Ivory Coast's Ouattara wins vote: election chief

ABIDJAN (Reuters) - Ivory Coast presidential challenger Alassane Ouattara defeated Laurent Gbagbo in a run-off poll, the electoral commission said on Thursday, but Gbagbo immediately challenged the result.

Ivory Coast's presidential hopefuls, President Laurent Gbagbo (L) and Alassane Ouattara laugh during a meeting in Abidjan November 27, 2010. REUTERS/Thierry Gouegnon

Ouattara said he planned a national unity government after the chairman of the West African country’s electoral commission said he had won 54.1 percent of the vote.

Gbagbo’s party has already said it will dispute the provisional results, which were announced after an official deadline ran out on Wednesday, and an aide told Reuters on Thursday the result was “not legally valid”.

The U.S. ambassador to the United Nations, Susan Rice, said the U.N. Security Council was ready to take “appropriate measures” against anyone obstructing the electoral process in Ivory Coast, the world’s top cocoa grower.

After repeated delays, national election commission chairman Youssouf Bakayoko surprised reporters by walking into the U.N.-guarded hotel in Abidjan where Ouattara has made his base and reading off the results, which made Gbagbo the loser with 45.9 percent.

“The electoral commission has, in accordance with the law, handed over to the Constitutional Council, the results it has received and validated, accompanied by the result sheets,” Bakayoko told reporters, adding vote turnout was 81.09 percent.

Cheers erupted from Ouattara supporters gathered at the hotel, which has been placed under U.N. guard with a handful of armoured personnel carriers outside.

An earlier attempt by the election body to publish the results on Tuesday night failed when pro-Gbagbo members of the commission ripped up the sheet of tallies as a spokesman was trying to read them to a news conference.

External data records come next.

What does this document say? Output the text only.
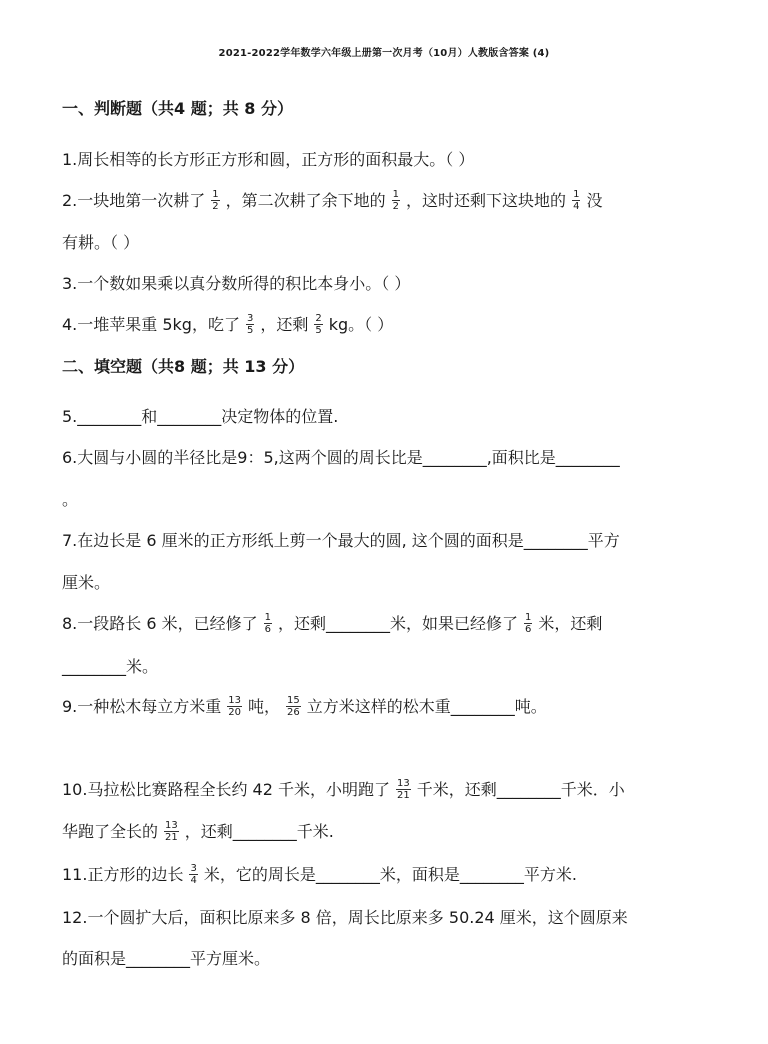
2021-2022学年数学六年级上册第一次月考（10月）人教版含答案 (4)
一、判断题（共4 题；共 8 分）
1.周长相等的长方形正方形和圆，正方形的面积最大。（ ）
2.一块地第一次耕了 $\frac{1}{2}$ ，第二次耕了余下地的 $\frac{1}{2}$ ，这时还剩下这块地的 $\frac{1}{4}$ 没
有耕。（ ）
3.一个数如果乘以真分数所得的积比本身小。（ ）
4.一堆苹果重 5kg，吃了 $\frac{3}{5}$ ，还剩 $\frac{2}{5}$ kg。（ ）
二、填空题（共8 题；共 13 分）
5.________和________决定物体的位置.
6.大圆与小圆的半径比是9：5,这两个圆的周长比是________,面积比是________
。
7.在边长是 6 厘米的正方形纸上剪一个最大的圆, 这个圆的面积是________平方
厘米。
8.一段路长 6 米，已经修了 $\frac{1}{6}$ ，还剩________米，如果已经修了 $\frac{1}{6}$ 米，还剩
________米。
9.一种松木每立方米重 $\frac{13}{20}$ 吨， $\frac{15}{26}$ 立方米这样的松木重________吨。
10.马拉松比赛路程全长约 42 千米，小明跑了 $\frac{13}{21}$ 千米，还剩________千米．小
华跑了全长的 $\frac{13}{21}$ ，还剩________千米.
11.正方形的边长 $\frac{3}{4}$ 米，它的周长是________米，面积是________平方米.
12.一个圆扩大后，面积比原来多 8 倍，周长比原来多 50.24 厘米，这个圆原来
的面积是________平方厘米。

The provisional results will now go for study by Ivory Coast’s top legal body, the Constitutional Council, which is presided over by a Paul Yao N’Dre, a staunch Gbagbo ally.

The vote, delayed for five years, was meant to reunite the country split in two after a 2002-2003 war, but has instead exposed existing north-south divisions that have exploded into outbreaks of violence.

Security forces shot dead at least four people at a Ouattara party office in an Abidjan suburb overnight, while members of Gbagbo’s party said they had been attacked at their residence in the same suburb by Ouattara’s militants, leaving some wounded.

Fears of unrest pushed cocoa prices up over three percent in Thursday trade. Many Ivorian exporters have suspended business. The yield on Ivory Coast’s $2.3 billion Eurobond has ticked slightly higher, reaching 10.68 percent compared to its pre-vote levels of below 10 percent.

The election commission failed to meet a Wednesday deadline to publish provisional results despite concerted international pressure for them to do so.

Gbagbo’s party has already urged the Constitutional Council to cancel the results in the rebel-held north, where Ouattara did well in the first round, alleging intimidation by rebels.

“We have the competence to judge results of the presidential election, which means we can invalidate results in certain voting bureaux where there were problems, permitting us not to count their votes,” said Paul Tayoro, the council’s spokesman.

U.N. Secretary General Ban Ki-moon said the world body “would safeguard the electoral process so that the will of the Ivorian people as expressed in the election will be respected”.